Multiple sclerosis has no direct effect on fertility, which means that anyone with MS has as good a chance of conceiving with their partner as they would have had if they did not have MS. Choice of contraception may however be influenced by an individuals MS symptoms and treatments.
Good manual dexterity is needed for the use of barrier contraceptives. There is some evidence that antibiotic or immunosuppressive drugs may reduce the effectiveness of intrauterine devices (IUDs).
Some drugs used in the treatment of MS symptoms, including antibiotics, modafinil, phenytoin and carbamazepine, may reduce the effect of oral contraceptives. People with limited mobility may need extra monitoring as the risk of blood clots occurring in the veins in the legs may be increased.
Oral contraceptives, the risk of development MS and impact on progression
Multiple sclerosis is more frequent in women than men. Research from 2005 compared the medical records of 106 women with MS with those of 1,001 women who had not developed MS. They found that women who had used oral contraceptives in the previous three years were 40% less likely to develop MS than those who had not. They also found that the risk of developing MS increased in the six months following pregnancy, but was not otherwise related to bearing children.

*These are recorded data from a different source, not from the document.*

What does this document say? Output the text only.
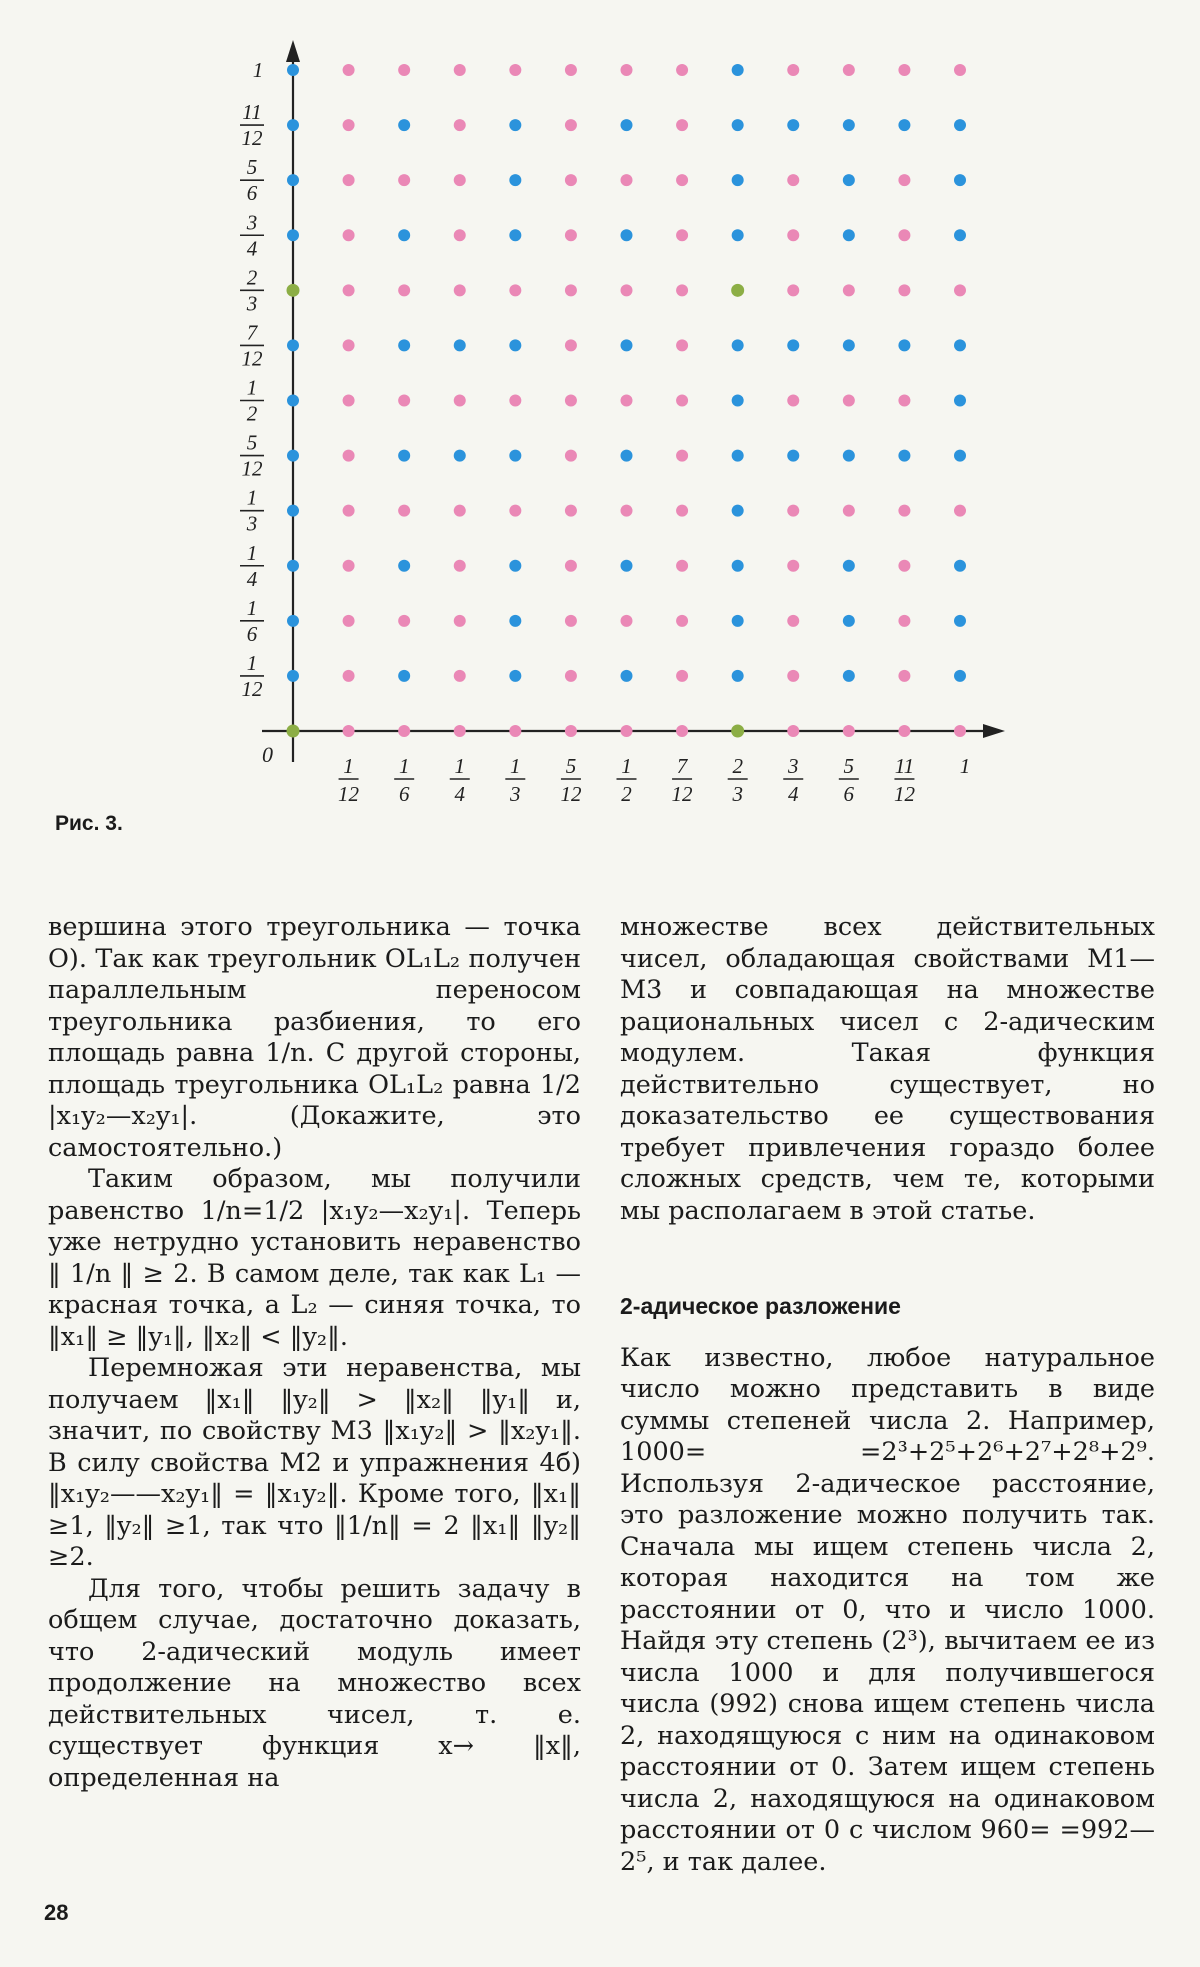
0	1
12
1
6
1
4
1
3
5
12
1
2
7
12
2
3
3
4
5
6
11
12
1
1
12
1
6
1
4
1
3
5
12
1
2
7
12
2
3
3
4
5
6
11
12
1
Рис. 3.

вершина этого треугольника — точка O). Так как треугольник OL₁L₂ получен параллельным переносом треугольника разбиения, то его площадь равна 1/n. С другой стороны, площадь треугольника OL₁L₂ равна 1/2 |x₁y₂—x₂y₁|. (Докажите, это самостоятельно.)

Таким образом, мы получили равенство 1/n=1/2 |x₁y₂—x₂y₁|. Теперь уже нетрудно установить неравенство ‖ 1/n ‖ ≥ 2. В самом деле, так как L₁ — красная точка, а L₂ — синяя точка, то ‖x₁‖ ≥ ‖y₁‖, ‖x₂‖ < ‖y₂‖.

Перемножая эти неравенства, мы получаем ‖x₁‖ ‖y₂‖ > ‖x₂‖ ‖y₁‖ и, значит, по свойству M3 ‖x₁y₂‖ > ‖x₂y₁‖. В силу свойства M2 и упражнения 4б) ‖x₁y₂——x₂y₁‖ = ‖x₁y₂‖. Кроме того, ‖x₁‖ ≥1, ‖y₂‖ ≥1, так что ‖1/n‖ = 2 ‖x₁‖ ‖y₂‖ ≥2.

Для того, чтобы решить задачу в общем случае, достаточно доказать, что 2-адический модуль имеет продолжение на множество всех действительных чисел, т. е. существует функция x→ ‖x‖, определенная на

множестве всех действительных чисел, обладающая свойствами M1—M3 и совпадающая на множестве рациональных чисел с 2-адическим модулем. Такая функция действительно существует, но доказательство ее существования требует привлечения гораздо более сложных средств, чем те, которыми мы располагаем в этой статье.

2-адическое разложение

Как известно, любое натуральное число можно представить в виде суммы степеней числа 2. Например, 1000= =2³+2⁵+2⁶+2⁷+2⁸+2⁹. Используя 2-адическое расстояние, это разложение можно получить так. Сначала мы ищем степень числа 2, которая находится на том же расстоянии от 0, что и число 1000. Найдя эту степень (2³), вычитаем ее из числа 1000 и для получившегося числа (992) снова ищем степень числа 2, находящуюся с ним на одинаковом расстоянии от 0. Затем ищем степень числа 2, находящуюся на одинаковом расстоянии от 0 с числом 960= =992—2⁵, и так далее.

28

The researchers concluded that the hormonal changes that occur whilst using oral contraceptives, and in pregnancy, may reduce the risk of MS in the short-term, and that the period immediately following childbirth may be associated with a short-term increase in the risk of developing MS.
The authors drew attention to other factors that may have influenced the results, such as a pregnancy during the follow-up period, or whether those using the pill were 'healthy' individuals (eg not smokers or overweight), but feel that the study demonstrates the need for more research into the link between hormones and MS.
In a subsequent review comparing results from several studies, the same researchers concluded that oral contraceptives did not affect the risk of developing MS but could delay the onset of multiple sclerosis.
Research presented at the ACTRIMS/ECTRIMS conference in 2014 found the reverse effect. Records from 2008 to 2011 for 4,300 women in California showed that those who had used oral contraceptives containing norethindrone or levonorgestrel had a 57% higher risk of being diagnosed with multiple sclerosis or clinically isolated syndrome (CIS).
There remains scant information on the impact of oral contraceptive use on the prognosis of MS. Recent studies suggest that oral contraceptive use in women with relapsing remitting MS (RRMS) is possibly associated with a milder disabling disease course, whilst in progressive onset MS a more rapid progression occurred when women reported the use of oral contraceptives.
- Archives of Neurology 2005;62(9):1362-1365. Summary Recent use of oral contraceptives and the risk of multiple sclerosis.
- Journal of Neurological Sciences 2009;286(1-2):73-75. Summary Oral contraceptives and the risk of multiple sclerosis: a review of the epidemiologic evidence.
- Journal of Neurological Sciences 2012;317(1-2):47-51. Summary Oral contraceptive use and clinical outcomes in patients with multiple sclerosis.
- Journal of Neurology 2012;259(5):855-861. Summary Menarche, oral contraceptives, pregnancy and progression of disability in relapsing onset and progressive onset multiple sclerosis.